Pulmonary hypertension occurs in rheumatologic diseases, normally as a consequence of diffuse lung disease. In scleroderma it can occur as primary hypertension without diffuse lung disease and is then similar to primary pulmonary hypertension.

Primary pulmonary hypertension may occur independently (without rheumatologic disease); the female-to-male ratio is 1.7:1. There is evidence of common ancestry in sporadic primary pulmonary hypertension, suggesting that the disease has a genetic basis and that familial primary pulmonary hypertension may be more common than previously recognized. It appears that in families with this condition, successive generations are more likely to develop the disease at an earlier age (a phenomenon known as genetic anticipation).[97] Specific genes including those of the MHC[98,99] and genes on chromosome 2q[100,101] have been implicated in primary pulmonary hypertension and appear to be associated with the disease.

Pulmonary hypertension in scleroderma is a consequence of lone vascular disease and is normally found in patients with limited, rather than diffuse, SSc. ACA have been detected in 43% of patients with limited SSc, and although they are not absolutely predictive of pulmonary hypertension, this result suggests a possible immunogenetic association.[54] Because primary pulmonary hypertension may be regarded as an autoimmune disease, the candidate genes of interest have been those of the MHC. Differences in the frequency of HLA alleles have been found in children (HLA-DR3, DR52, DQ2) with primary pulmonary hypertension and adults with familial primary pulmonary hypertension.[102] This finding is substantiated by the observation that pulmonary hypertension in adults with scleroderma is associated with an increased frequency of HLA-DR52.[103]

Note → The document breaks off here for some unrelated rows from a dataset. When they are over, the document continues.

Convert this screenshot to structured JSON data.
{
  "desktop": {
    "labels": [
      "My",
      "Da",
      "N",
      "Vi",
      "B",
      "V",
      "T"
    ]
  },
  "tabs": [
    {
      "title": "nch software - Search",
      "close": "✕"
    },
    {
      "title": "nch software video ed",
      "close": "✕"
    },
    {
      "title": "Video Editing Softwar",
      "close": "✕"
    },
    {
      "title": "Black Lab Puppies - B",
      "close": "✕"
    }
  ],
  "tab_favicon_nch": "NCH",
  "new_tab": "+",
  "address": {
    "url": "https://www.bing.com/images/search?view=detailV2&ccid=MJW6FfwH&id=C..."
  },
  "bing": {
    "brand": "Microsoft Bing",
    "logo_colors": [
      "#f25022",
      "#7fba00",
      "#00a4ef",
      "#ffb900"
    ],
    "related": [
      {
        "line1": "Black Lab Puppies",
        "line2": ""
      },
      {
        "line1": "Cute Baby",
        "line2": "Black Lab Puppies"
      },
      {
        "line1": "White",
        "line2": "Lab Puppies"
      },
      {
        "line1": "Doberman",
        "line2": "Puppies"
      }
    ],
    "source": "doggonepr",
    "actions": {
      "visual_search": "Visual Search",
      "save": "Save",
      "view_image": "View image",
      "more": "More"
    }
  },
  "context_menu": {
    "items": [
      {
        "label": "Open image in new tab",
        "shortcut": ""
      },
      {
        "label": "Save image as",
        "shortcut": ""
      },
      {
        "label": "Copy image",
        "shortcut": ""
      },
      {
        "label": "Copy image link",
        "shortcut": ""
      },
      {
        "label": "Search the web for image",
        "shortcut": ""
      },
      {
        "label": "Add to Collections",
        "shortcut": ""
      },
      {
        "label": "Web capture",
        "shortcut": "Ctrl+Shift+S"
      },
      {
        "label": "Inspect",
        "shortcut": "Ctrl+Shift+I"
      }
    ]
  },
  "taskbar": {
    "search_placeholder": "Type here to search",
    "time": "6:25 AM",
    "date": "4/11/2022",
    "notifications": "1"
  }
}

These data suggest that there is a genetic basis to pulmonary hypertension, but it is clear that further studies are required to determine the exact nature of that predisposition. One hypothesis is that TGF-beta contributes to pulmonary vascular hypertension via its action on fibroblasts and matrix deposition.[104] This theory is supported by findings of Cambien and coworkers,[105] suggesting that genetic polymorphisms within the promoter region of TGF-beta 1 may be associated with myocardial infarction and hypertension.